Menurut Iwan, polisi kemungkinan juga akan meminta keterangan dari perusahaan otobus terkait kondisi tersebut. Keterangan itu penting untuk mengetahui bagaimana kondisi bus sebelum terjadinya kecelakaan. ”Mungkin kita akan mintai keterangan apakah bus ini dilakukan perawatan rutin, kondisi awalnya seperti apa. Kita, kan, butuh informasi sebanyak-banyaknya,” ujarnya.
Dugaan rem blong
Dalam kesempatan sebelumnya, Kepala Polres Bantul Ajun Komisaris Besar Ihsan menyatakan, bus tersebut diduga mengalami rem blong saat kecelakaan terjadi. Menurut dia, berdasarkan keterangan saksi yang ada di dalam bus, sopir bus terlihat panik saat bus melaju di turunan di lokasi kejadian.
Saksi juga menyebut, saat itu sopir bus tampak memainkan persneling untuk mengurangi kecepatan laju kendaraan. Namun, bus tersebut tidak bisa dikendalikan sehingga oleng dan menabrak tebing. Ihsan menyebut, berdasarkan keterangan saksi itu, ada indikasi bahwa rem bus tersebut tidak berfungsi atau blong.
”Inilah yang menyebabkan kendaraan oleng kemudian menabrak tebing sebelah utara jalan sehingga menyebabkan bagian depan dan samping ringsek,” tuturnya.
Setiap ahli waris korban meninggal mendapat santunan Rp 50 juta.
Sementara itu, Direktur Utama PT Jasa Raharja Rivan Achmad Purwantono mengatakan, pihaknya telah memberikan santunan kepada ahli waris 13 korban meninggal dalam kecelakaan bus itu. Setiap ahli waris korban meninggal mendapat santunan Rp 50 juta.
Rivan menyebut, satunan untuk keluarga delapan korban telah diserahkan pada Minggu malam. Sementara itu, santunan untuk lima korban lainnya diserahkan pada Senin pagi. ”Kurang dari 24 jam sudah bisa kami serahkan santunannya,” tuturnya.
Menurut Rivan, PT Jasa Raharja juga akan menanggung biaya perawatan korban luka-luka dengan besaran maksimal Rp 20 juta.
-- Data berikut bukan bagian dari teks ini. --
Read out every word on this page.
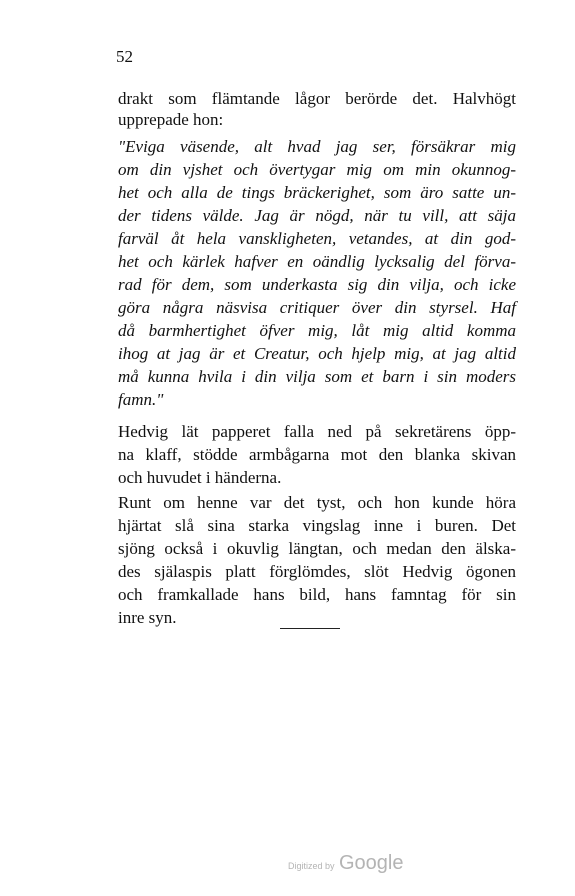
52
drakt som flämtande lågor berörde det. Halvhögt
upprepade hon:
"Eviga väsende, alt hvad jag ser, försäkrar mig
om din vjshet och övertygar mig om min okunnog-
het och alla de tings bräckerighet, som äro satte un-
der tidens välde. Jag är nögd, när tu vill, att säja
farväl åt hela vanskligheten, vetandes, at din god-
het och kärlek hafver en oändlig lycksalig del förva-
rad för dem, som underkasta sig din vilja, och icke
göra några näsvisa critiquer över din styrsel. Haf
då barmhertighet öfver mig, låt mig altid komma
ihog at jag är et Creatur, och hjelp mig, at jag altid
må kunna hvila i din vilja som et barn i sin moders
famn."
Hedvig lät papperet falla ned på sekretärens öpp-
na klaff, stödde armbågarna mot den blanka skivan
och huvudet i händerna.
Runt om henne var det tyst, och hon kunde höra
hjärtat slå sina starka vingslag inne i buren. Det
sjöng också i okuvlig längtan, och medan den älska-
des själaspis platt förglömdes, slöt Hedvig ögonen
och framkallade hans bild, hans famntag för sin
inre syn.
Digitized by Google
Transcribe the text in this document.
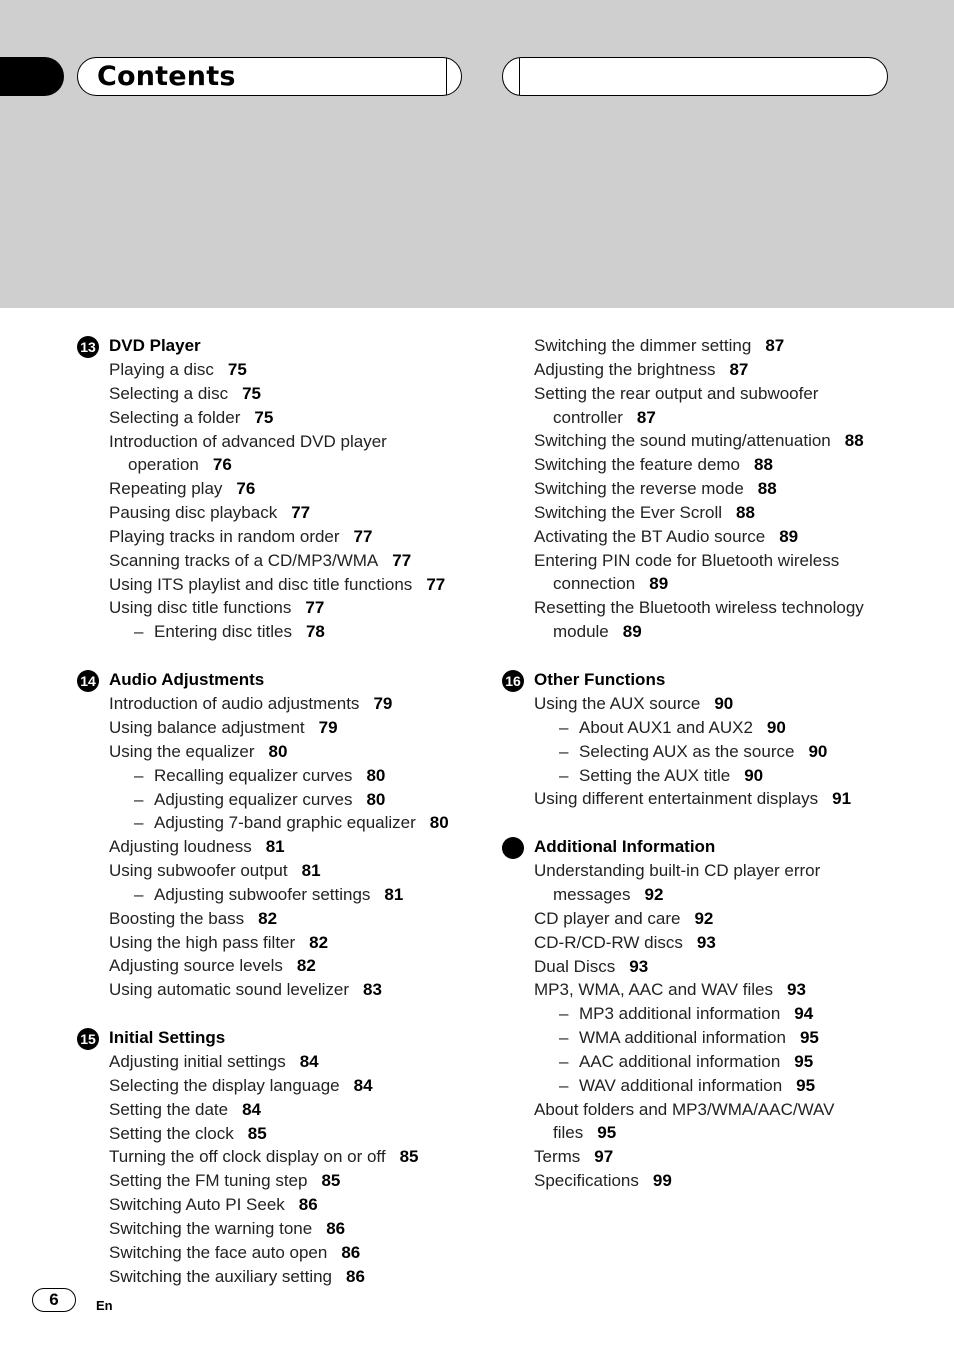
Contents
13 DVD Player
Playing a disc 75
Selecting a disc 75
Selecting a folder 75
Introduction of advanced DVD player
operation 76
Repeating play 76
Pausing disc playback 77
Playing tracks in random order 77
Scanning tracks of a CD/MP3/WMA 77
Using ITS playlist and disc title functions 77
Using disc title functions 77
– Entering disc titles 78
14 Audio Adjustments
Introduction of audio adjustments 79
Using balance adjustment 79
Using the equalizer 80
– Recalling equalizer curves 80
– Adjusting equalizer curves 80
– Adjusting 7-band graphic equalizer 80
Adjusting loudness 81
Using subwoofer output 81
– Adjusting subwoofer settings 81
Boosting the bass 82
Using the high pass filter 82
Adjusting source levels 82
Using automatic sound levelizer 83
15 Initial Settings
Adjusting initial settings 84
Selecting the display language 84
Setting the date 84
Setting the clock 85
Turning the off clock display on or off 85
Setting the FM tuning step 85
Switching Auto PI Seek 86
Switching the warning tone 86
Switching the face auto open 86
Switching the auxiliary setting 86
Switching the dimmer setting 87
Adjusting the brightness 87
Setting the rear output and subwoofer
controller 87
Switching the sound muting/attenuation 88
Switching the feature demo 88
Switching the reverse mode 88
Switching the Ever Scroll 88
Activating the BT Audio source 89
Entering PIN code for Bluetooth wireless
connection 89
Resetting the Bluetooth wireless technology
module 89
16 Other Functions
Using the AUX source 90
– About AUX1 and AUX2 90
– Selecting AUX as the source 90
– Setting the AUX title 90
Using different entertainment displays 91
Additional Information
Understanding built-in CD player error
messages 92
CD player and care 92
CD-R/CD-RW discs 93
Dual Discs 93
MP3, WMA, AAC and WAV files 93
– MP3 additional information 94
– WMA additional information 95
– AAC additional information 95
– WAV additional information 95
About folders and MP3/WMA/AAC/WAV
files 95
Terms 97
Specifications 99
6	En
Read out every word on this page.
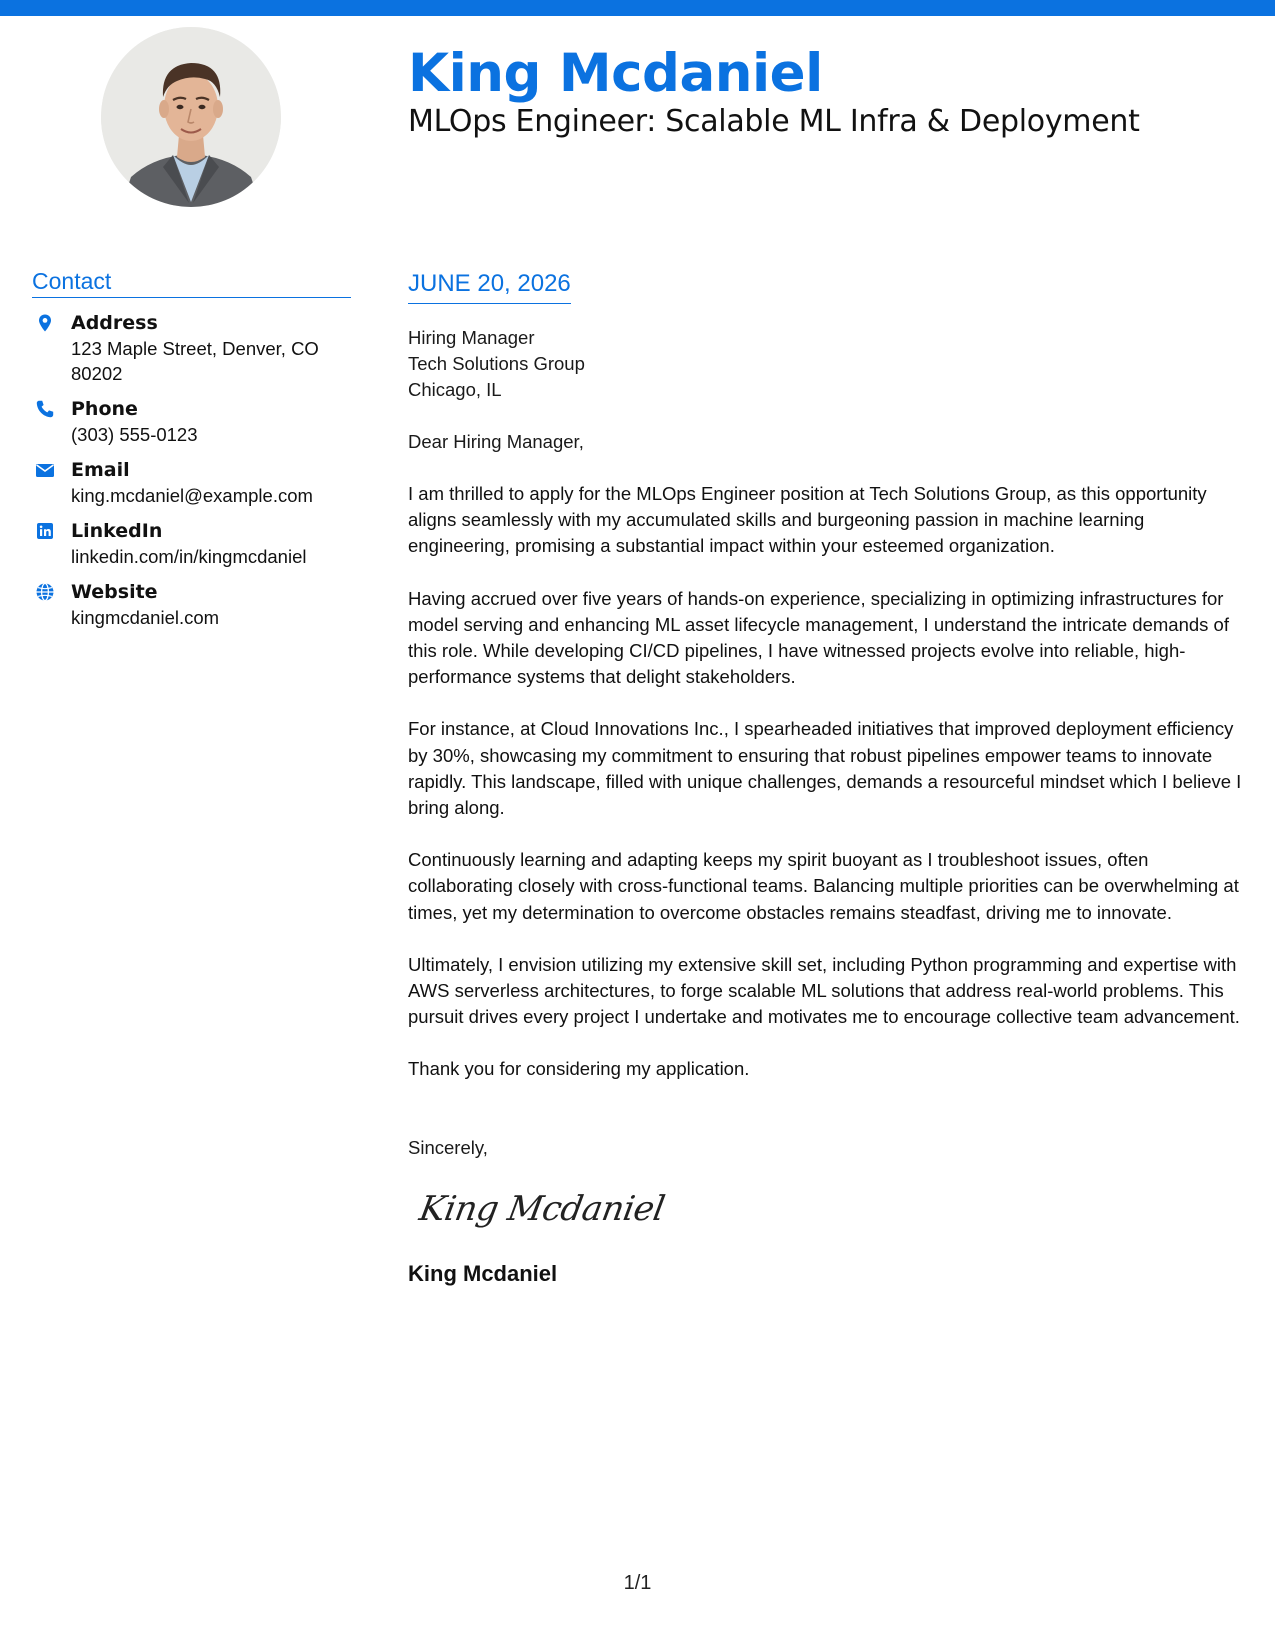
King Mcdaniel
MLOps Engineer: Scalable ML Infra & Deployment
Contact
Address
123 Maple Street, Denver, CO 80202
Phone
(303) 555-0123
Email
king.mcdaniel@example.com
LinkedIn
linkedin.com/in/kingmcdaniel
Website
kingmcdaniel.com
JUNE 20, 2026
Hiring Manager
Tech Solutions Group
Chicago, IL
Dear Hiring Manager,

I am thrilled to apply for the MLOps Engineer position at Tech Solutions Group, as this opportunity aligns seamlessly with my accumulated skills and burgeoning passion in machine learning engineering, promising a substantial impact within your esteemed organization.

Having accrued over five years of hands-on experience, specializing in optimizing infrastructures for model serving and enhancing ML asset lifecycle management, I understand the intricate demands of this role. While developing CI/CD pipelines, I have witnessed projects evolve into reliable, high-performance systems that delight stakeholders.

For instance, at Cloud Innovations Inc., I spearheaded initiatives that improved deployment efficiency by 30%, showcasing my commitment to ensuring that robust pipelines empower teams to innovate rapidly. This landscape, filled with unique challenges, demands a resourceful mindset which I believe I bring along.

Continuously learning and adapting keeps my spirit buoyant as I troubleshoot issues, often collaborating closely with cross-functional teams. Balancing multiple priorities can be overwhelming at times, yet my determination to overcome obstacles remains steadfast, driving me to innovate.

Ultimately, I envision utilizing my extensive skill set, including Python programming and expertise with AWS serverless architectures, to forge scalable ML solutions that address real-world problems. This pursuit drives every project I undertake and motivates me to encourage collective team advancement.

Thank you for considering my application.

Sincerely,
King Mcdaniel
King Mcdaniel
1/1
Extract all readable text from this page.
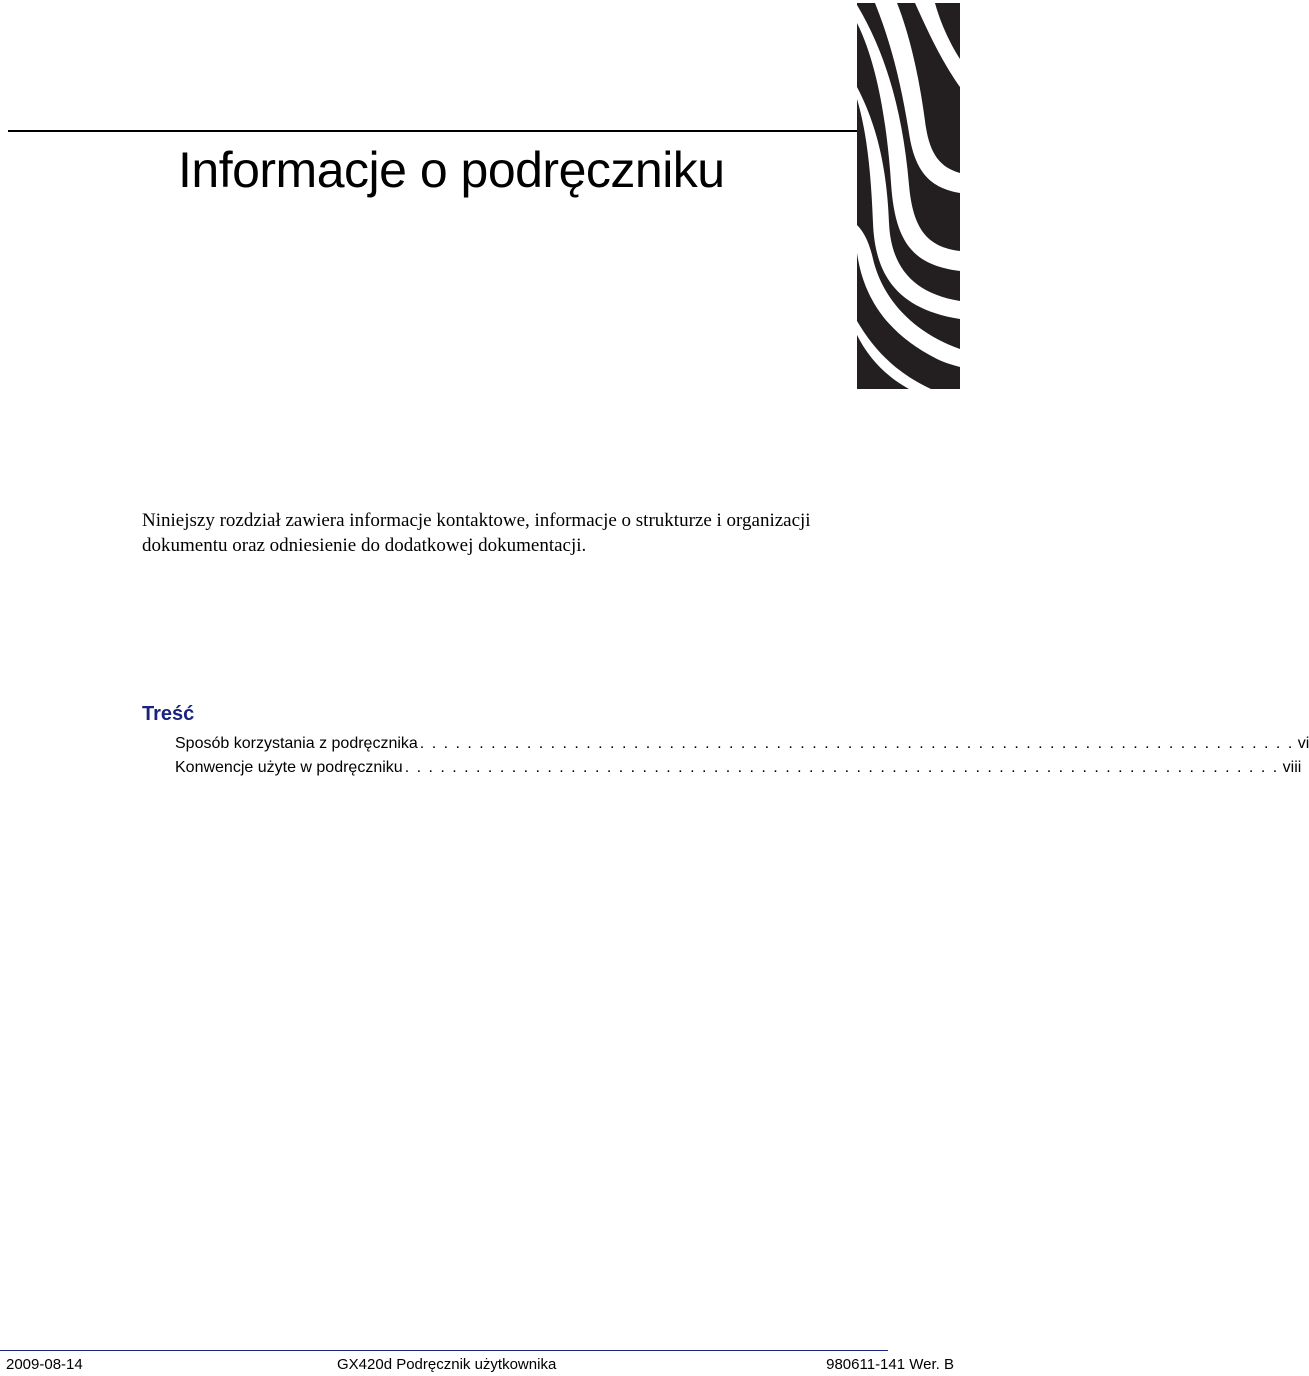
Informacje o podręczniku

Niniejszy rozdział zawiera informacje kontaktowe, informacje o strukturze i organizacji dokumentu oraz odniesienie do dodatkowej dokumentacji.

Treść
Sposób korzystania z podręcznika . . . . . . . . . . . . . . . . . . . . . . . . . . . . . . . . . . . . . . . . . . . . . . . . . . . . . . . . . . . . . . . . . . . . . . . . . . vi
Konwencje użyte w podręczniku . . . . . . . . . . . . . . . . . . . . . . . . . . . . . . . . . . . . . . . . . . . . . . . . . . . . . . . . . . . . . . . . . . . . . . . . . . viii
2009-08-14	GX420d Podręcznik użytkownika	980611-141 Wer. B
Apabila ada korban yang membutuhkan perawatan dengan tarif lebih dari Rp 20 juta, biayanya akan ditanggung oleh Badan Penyelenggara Jaminan Sosial (BPJS) Kesehatan.
”Dengan kerja sama antara Jasa Raharja dan BPJS, apabila melebihi dari Rp 20 juta, maka bisa langsung menggunakan fasilitas BPJS,” tutur Rivan.